We're banking on it. We have found ways to squeeze cost out of most of the components and are working on dropping cost on the last few items on which we haven't previously focused. One of the harsh lessons this former academic is still learning is that the overhead of business can be more expensive than the product sold. Lawyers, accountants, landlords, and exhibit organizers all cost money, and eventually the consumer pays for it all.
What are your next steps in this work?
We are going to crack the calibration problem. After that, we'll find some alpha users, clean up the computer interface, harden the code, and go to market. We have all sorts of interesting ideas on building training materials into the software, using analytical instrument markup language (AnIML), the, together with QR and bar codes and the web to serve method instructions to users at the point of need, to flip the classroom so students buy their own instruments instead of having colleges or even high schools provide them, and combining electrochemistry and separations with spectrometry. But before any of that can happen, we need to turn SpectroBursts into spectra. By the time your readers see this, we'll be there.
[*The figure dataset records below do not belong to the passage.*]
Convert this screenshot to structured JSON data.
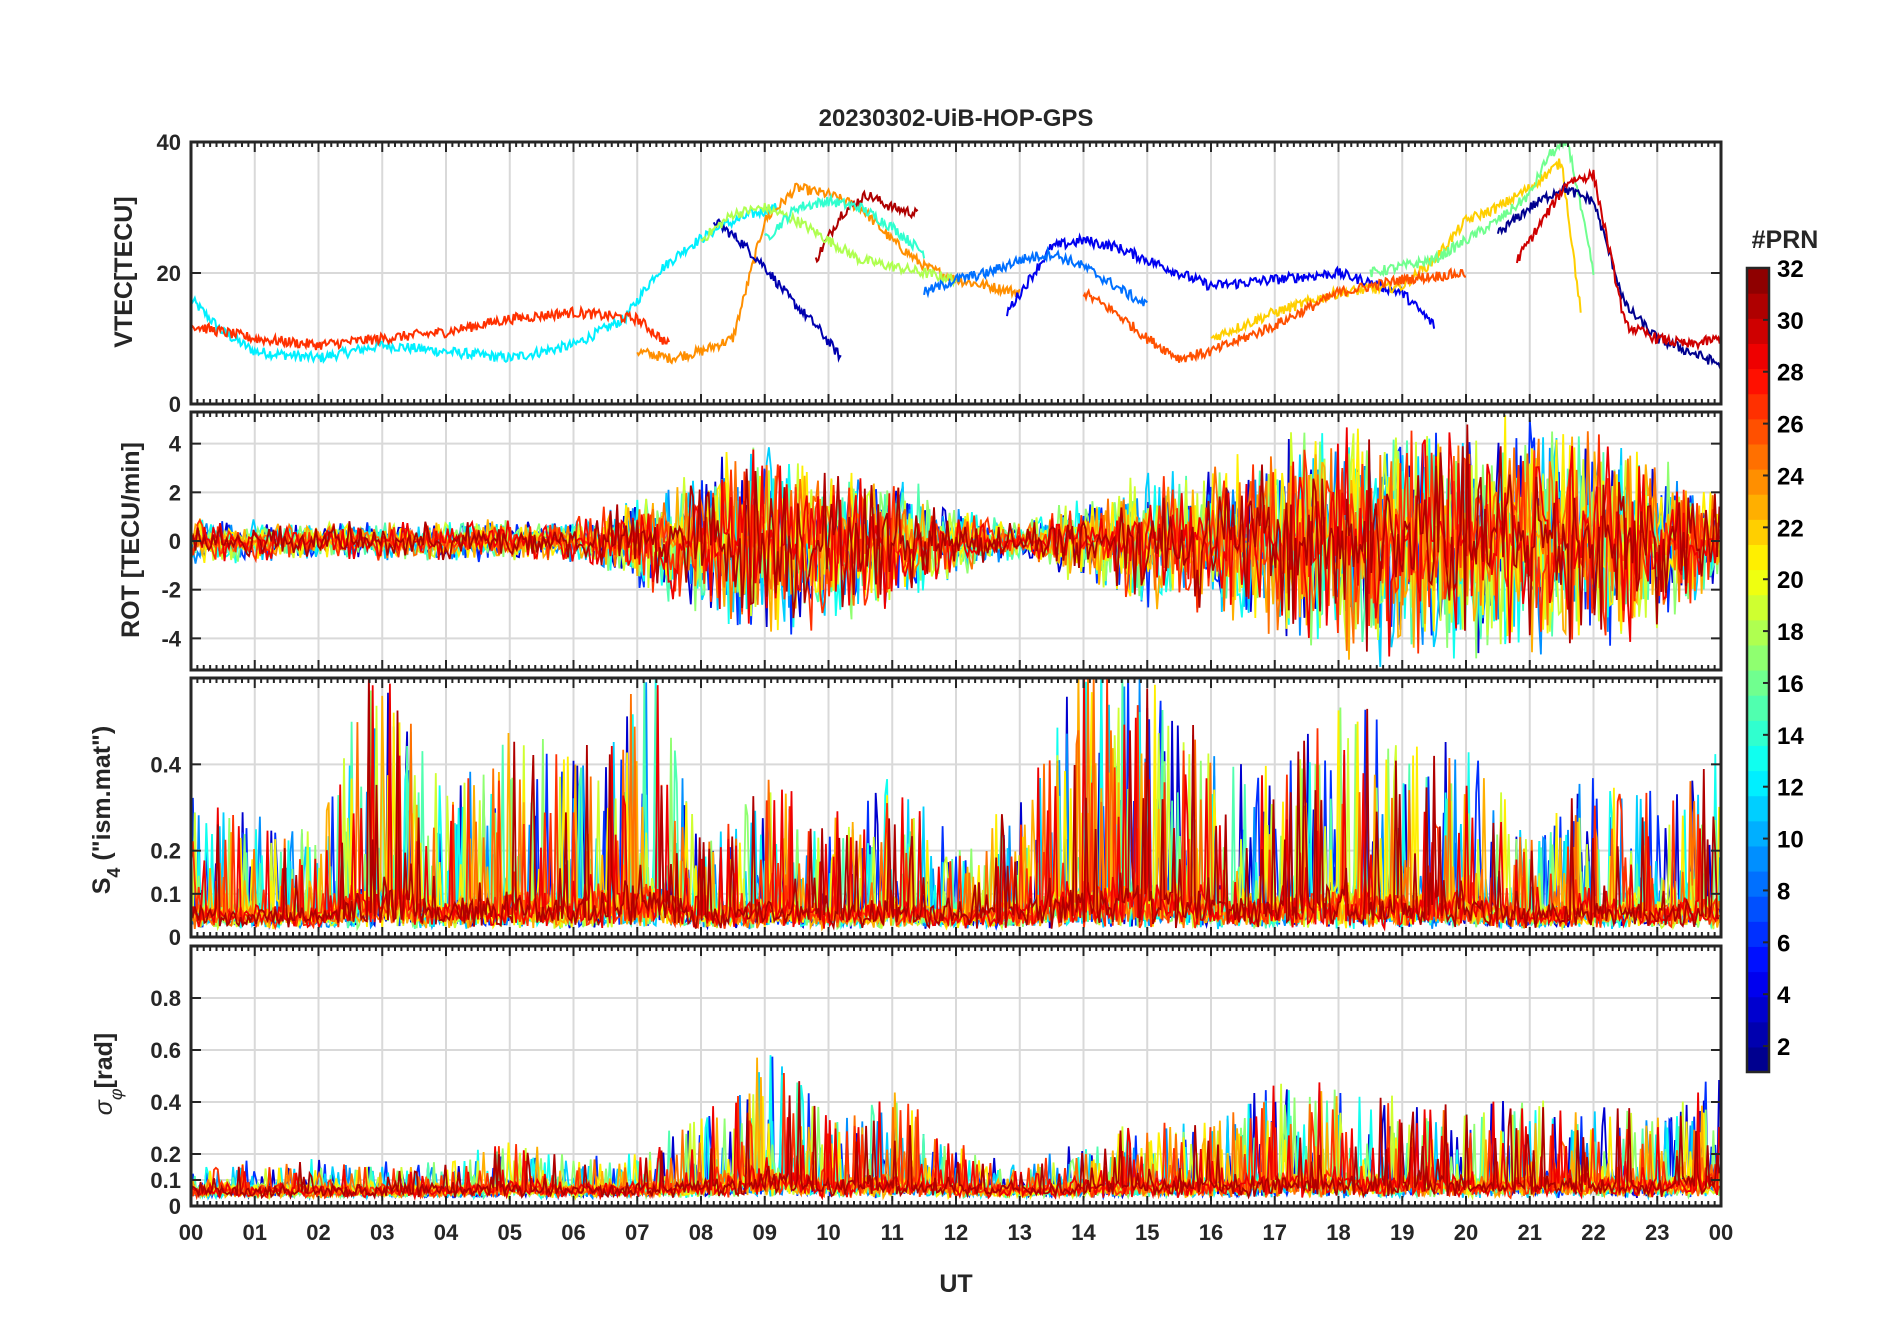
{
  "chart_data": [
    {
      "type": "line",
      "title": "20230302-UiB-HOP-GPS",
      "ylabel": "VTEC[TECU]",
      "xlim": [
        0,
        24
      ],
      "ylim": [
        0,
        40
      ],
      "yticks": [
        0,
        20,
        40
      ],
      "ytick_labels": [
        "0",
        "20",
        "40"
      ],
      "grid": true,
      "series_color_by": "PRN",
      "series": [
        {
          "prn": 12,
          "x": [
            0.0,
            0.5,
            1.0,
            2.0,
            3.0,
            4.0,
            5.0,
            6.0,
            6.8,
            7.3,
            7.8,
            8.3,
            8.8,
            9.2
          ],
          "y": [
            16,
            11,
            8,
            7,
            9,
            8,
            7,
            9,
            13,
            20,
            24,
            27,
            29,
            30
          ]
        },
        {
          "prn": 24,
          "x": [
            7.0,
            7.5,
            8.0,
            8.5,
            9.0,
            9.5,
            10.0,
            10.5,
            11.0,
            11.5,
            12.0,
            12.5,
            13.0
          ],
          "y": [
            8,
            7,
            8,
            10,
            28,
            33,
            32,
            30,
            25,
            21,
            19,
            18,
            17
          ]
        },
        {
          "prn": 31,
          "x": [
            9.8,
            10.2,
            10.6,
            11.0,
            11.4
          ],
          "y": [
            22,
            29,
            32,
            30,
            29
          ]
        },
        {
          "prn": 2,
          "x": [
            8.2,
            8.6,
            9.0,
            9.4,
            9.8,
            10.2
          ],
          "y": [
            28,
            25,
            21,
            16,
            12,
            7
          ]
        },
        {
          "prn": 18,
          "x": [
            8.0,
            8.5,
            9.0,
            9.5,
            10.0,
            10.5,
            11.0,
            11.5,
            12.0
          ],
          "y": [
            25,
            29,
            30,
            28,
            25,
            22,
            21,
            20,
            19
          ]
        },
        {
          "prn": 14,
          "x": [
            9.0,
            9.5,
            10.0,
            10.5,
            11.0,
            11.5
          ],
          "y": [
            25,
            30,
            31,
            30,
            27,
            23
          ]
        },
        {
          "prn": 27,
          "x": [
            0.0,
            1.0,
            2.0,
            3.0,
            4.0,
            5.0,
            6.0,
            7.0,
            7.5
          ],
          "y": [
            12,
            10,
            9,
            10,
            11,
            13,
            14,
            13,
            9
          ]
        },
        {
          "prn": 4,
          "x": [
            12.8,
            13.5,
            14.0,
            14.5,
            15.0,
            15.5,
            16.0,
            17.0,
            18.0,
            19.0,
            19.5
          ],
          "y": [
            14,
            24,
            25,
            24,
            22,
            20,
            18,
            19,
            20,
            17,
            12
          ]
        },
        {
          "prn": 22,
          "x": [
            16.0,
            17.0,
            18.0,
            19.0,
            19.5,
            20.0,
            20.5,
            21.0,
            21.5,
            21.8
          ],
          "y": [
            10,
            14,
            17,
            18,
            22,
            28,
            30,
            33,
            37,
            14
          ]
        },
        {
          "prn": 16,
          "x": [
            18.5,
            19.5,
            20.5,
            21.0,
            21.3,
            21.6,
            22.0
          ],
          "y": [
            20,
            22,
            28,
            32,
            38,
            40,
            20
          ]
        },
        {
          "prn": 1,
          "x": [
            20.5,
            21.0,
            21.5,
            22.0,
            22.5,
            23.0,
            23.5,
            24.0
          ],
          "y": [
            26,
            30,
            33,
            31,
            15,
            10,
            8,
            6
          ]
        },
        {
          "prn": 30,
          "x": [
            20.8,
            21.2,
            21.6,
            22.0,
            22.5,
            23.0,
            23.5,
            24.0
          ],
          "y": [
            22,
            28,
            34,
            35,
            12,
            10,
            9,
            10
          ]
        },
        {
          "prn": 26,
          "x": [
            14.0,
            14.5,
            15.0,
            15.5,
            16.0,
            17.0,
            18.0,
            19.0,
            20.0
          ],
          "y": [
            17,
            14,
            10,
            7,
            8,
            12,
            17,
            19,
            20
          ]
        },
        {
          "prn": 8,
          "x": [
            11.5,
            12.0,
            12.5,
            13.0,
            13.5,
            14.0,
            14.5,
            15.0
          ],
          "y": [
            17,
            19,
            20,
            22,
            23,
            21,
            18,
            15
          ]
        }
      ]
    },
    {
      "type": "line",
      "ylabel": "ROT [TECU/min]",
      "xlim": [
        0,
        24
      ],
      "ylim": [
        -5.3,
        5.3
      ],
      "yticks": [
        -4,
        -2,
        0,
        2,
        4
      ],
      "ytick_labels": [
        "-4",
        "-2",
        "0",
        "2",
        "4"
      ],
      "grid": true,
      "activity_envelope": {
        "x": [
          0,
          2,
          4,
          6,
          7,
          8,
          9,
          10,
          11,
          12,
          13,
          14,
          15,
          16,
          17,
          18,
          19,
          20,
          21,
          22,
          23,
          24
        ],
        "amplitude": [
          1.0,
          0.8,
          0.9,
          1.0,
          2.0,
          3.5,
          4.5,
          3.5,
          3.0,
          1.5,
          0.8,
          2.0,
          3.0,
          3.0,
          4.5,
          5.3,
          5.3,
          5.3,
          5.3,
          5.3,
          4.0,
          2.0
        ]
      }
    },
    {
      "type": "line",
      "ylabel": "S4 (\"ism.mat\")",
      "ylabel_main": "S",
      "ylabel_sub": "4",
      "ylabel_rest": " (\"ism.mat\")",
      "xlim": [
        0,
        24
      ],
      "ylim": [
        0,
        0.6
      ],
      "yticks": [
        0,
        0.1,
        0.2,
        0.4
      ],
      "ytick_labels": [
        "0",
        "0.1",
        "0.2",
        "0.4"
      ],
      "grid": true,
      "activity_envelope": {
        "x": [
          0,
          1,
          2,
          2.8,
          3.2,
          4,
          5,
          6,
          7.3,
          8,
          9,
          10,
          11,
          12,
          13,
          14,
          15,
          16,
          17,
          18,
          19,
          20,
          21,
          22,
          23,
          24
        ],
        "amplitude": [
          0.3,
          0.25,
          0.2,
          0.6,
          0.55,
          0.3,
          0.45,
          0.4,
          0.6,
          0.2,
          0.35,
          0.25,
          0.35,
          0.2,
          0.3,
          0.6,
          0.6,
          0.4,
          0.35,
          0.6,
          0.4,
          0.45,
          0.2,
          0.35,
          0.3,
          0.4
        ]
      }
    },
    {
      "type": "line",
      "ylabel": "σφ[rad]",
      "ylabel_main": "σ",
      "ylabel_sub": "φ",
      "ylabel_rest": "[rad]",
      "xlabel": "UT",
      "xlim": [
        0,
        24
      ],
      "ylim": [
        0,
        1
      ],
      "yticks": [
        0,
        0.1,
        0.2,
        0.4,
        0.6,
        0.8
      ],
      "ytick_labels": [
        "0",
        "0.1",
        "0.2",
        "0.4",
        "0.6",
        "0.8"
      ],
      "xticks": [
        0,
        1,
        2,
        3,
        4,
        5,
        6,
        7,
        8,
        9,
        10,
        11,
        12,
        13,
        14,
        15,
        16,
        17,
        18,
        19,
        20,
        21,
        22,
        23,
        24
      ],
      "xtick_labels": [
        "00",
        "01",
        "02",
        "03",
        "04",
        "05",
        "06",
        "07",
        "08",
        "09",
        "10",
        "11",
        "12",
        "13",
        "14",
        "15",
        "16",
        "17",
        "18",
        "19",
        "20",
        "21",
        "22",
        "23",
        "00"
      ],
      "grid": true,
      "activity_envelope": {
        "x": [
          0,
          2,
          4,
          5,
          6,
          7,
          8,
          9,
          9.6,
          10,
          11,
          12,
          13,
          14,
          15,
          16,
          17,
          18,
          19,
          20,
          21,
          22,
          23,
          24
        ],
        "amplitude": [
          0.1,
          0.12,
          0.1,
          0.2,
          0.12,
          0.15,
          0.3,
          0.55,
          0.45,
          0.3,
          0.4,
          0.2,
          0.1,
          0.2,
          0.3,
          0.25,
          0.45,
          0.4,
          0.35,
          0.35,
          0.35,
          0.35,
          0.3,
          0.45
        ]
      }
    }
  ],
  "colorbar": {
    "title": "#PRN",
    "range": [
      1,
      32
    ],
    "ticks": [
      2,
      4,
      6,
      8,
      10,
      12,
      14,
      16,
      18,
      20,
      22,
      24,
      26,
      28,
      30,
      32
    ],
    "tick_labels": [
      "2",
      "4",
      "6",
      "8",
      "10",
      "12",
      "14",
      "16",
      "18",
      "20",
      "22",
      "24",
      "26",
      "28",
      "30",
      "32"
    ],
    "colormap": "jet",
    "levels": 32
  }
}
- S.X. Wang and X.J. Zhou, U.S. Patent 7,420,663 (2008).
- Scheeline and K. Kelley, J. Analyt. Sci. Digital Libr. Entry 10059, 11/30/09. Reprinted in m-Science: Sensing, Computing, and Dissemination, E. Cannesa and M. Zennaro, Eds. (The Abdus Salam International Centre for Theoretical Physics, November 2010).
- Scheeline, Appl. Spectrosc. 64(9), 256A–268A (2010).
- “Energy Dispersion Device,” T.A. Bui and A. Scheeline, U.S. Patent application 13/596,242, 20130093936 A1 filed 28 August 2012, published 18 April 2013.